BMS gains full rights to mid-stage hep C candidate and an FDA-approved surgical biologic.
Bristol-Myers Squibb (BMS) intends to take over ZymoGenetics for approximately $885 million, or about $735 million net of cash acquired. BMS thus obtains full ownership of a Phase II hepatitis C therapy that it has been developing with ZymoGenetics since January 2009.
BMS will pay $9.75 per share in cash, an almost 84% premium on yesterday’s closing price of $5.30. Both companies’ boards of directors have approved the deal, and shareholders holding roughly 37% of ZymoGenetics’ common stock have entered into agreements supporting the transaction.

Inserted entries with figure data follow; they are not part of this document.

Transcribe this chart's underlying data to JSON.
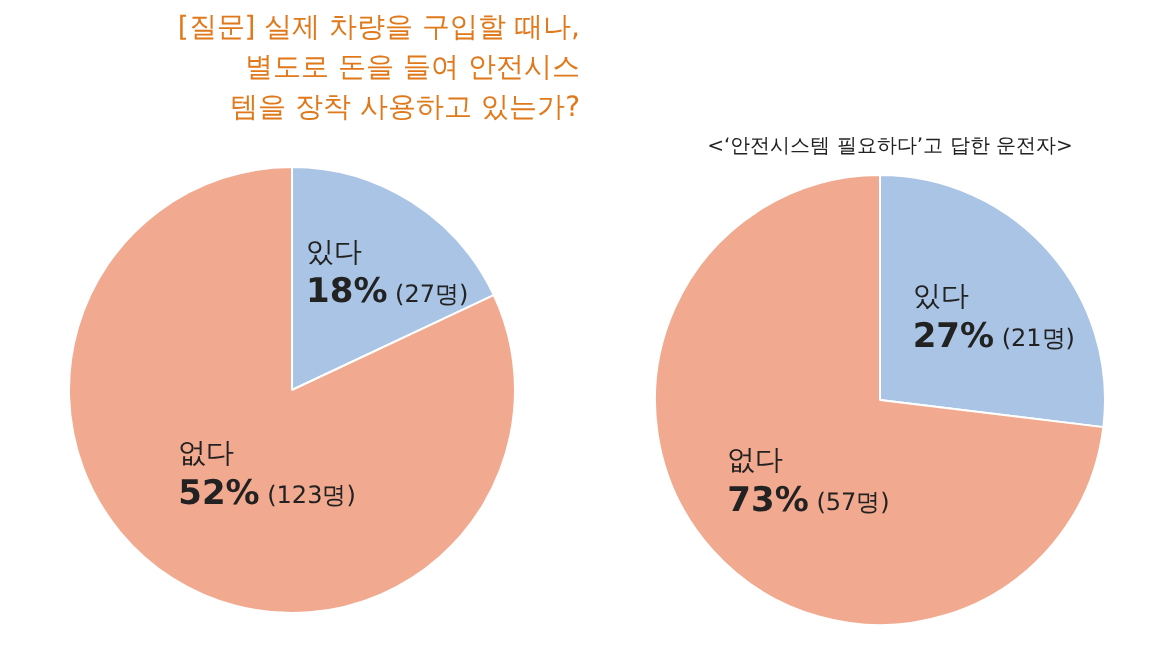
{
  "chart_data": [
    {
      "type": "pie",
      "title": "[질문] 실제 차량을 구입할 때나,\n별도로 돈을 들여 안전시스\n템을 장착 사용하고 있는가?",
      "categories": [
        "있다",
        "없다"
      ],
      "values": [
        27,
        123
      ],
      "colors": [
        "#a9c4e4",
        "#f1a98f"
      ],
      "value_labels": [
        "18% (27명)",
        "52% (123명)"
      ]
    },
    {
      "type": "pie",
      "title": "<‘안전시스템 필요하다’고 답한 운전자>",
      "categories": [
        "있다",
        "없다"
      ],
      "values": [
        21,
        57
      ],
      "colors": [
        "#a9c4e4",
        "#f1a98f"
      ],
      "value_labels": [
        "27% (21명)",
        "73% (57명)"
      ]
    }
  ]
}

“The acquisition of ZymoGenetics brings us full ownership of a promising investigational biologic that strengthens our very diversified hepatitis C portfolio,” notes Lamberto Andreotti, CEO, BMS. “In addition, ZymoGenetics brings proven capabilities with therapeutic proteins and revenue from a marketed specialty surgical biologic.”
The hep C therapy under investigation by the firms is a pegylated-interferon lambda treatment. Four-week and twelve-week results from a Phase IIa study will be presented at the American Association for the Study of Liver Diseases meeting later this year.
BMS also gains Recothrom®, an FDA-approved recombinant thrombin for use as a topical hemostat to control nonarterial bleeding during surgical procedures. Net sales were $29.6 million for the full year 2009. During the second quarter of 2010, the product made $11.9 million in sales compared to $6.0 million in the same period last year.
ZymoGenetics’ clinical pipeline is led by IL-21 protein, a cytokine being tested in an open-label, Phase II study as an immunotherapy treatment for metastatic melanoma. Preclinical studies include six biologic drug candidates including an anti-IL-31 antibody in development for atopic dermatitis.
The company also has seven outlicensed investigational compounds in various stages of clinical development. Four are partnered with Merck Serono and three with Novo Nordisk. BMS says that it stands to earn milestone and royalty payments from six of these programs.
Novo Nordisk in-licensed intellectual property rights to IL-21 antibodies outside North America in 2001 and in December 2009 paid $24 million for worldwide rights. Novo Nordisk agreed to pay up to $157.5 million and royalties on net sales as the molecules progress in development for autoimmune and inflammatory diseases. BMS will receive $1.5 million upon filing an IND application and $8.5 million at the start of Phase I studies.
ZymoGenetics’ deal with Merck Serono began in 2001. It focused on candidates for autoimmune diseases that targeted TACI and BCMA, regulators of the immune system and cell-surface receptors found on B-lymphocytes. Under the terms of the agreement, ZymoGenetics and now BMS could receive license fees and milestone payments of up to $52.5 million linked to the development and approval of products.
Initially, the transaction is expected to be modestly dilutive to earnings per share for Bristol-Myers Squibb. In 2010, the transaction is expected to be dilutive to EPS by approximately $0.03. In 2011, the transaction is expected to be dilutive to EPS by approximately $0.07.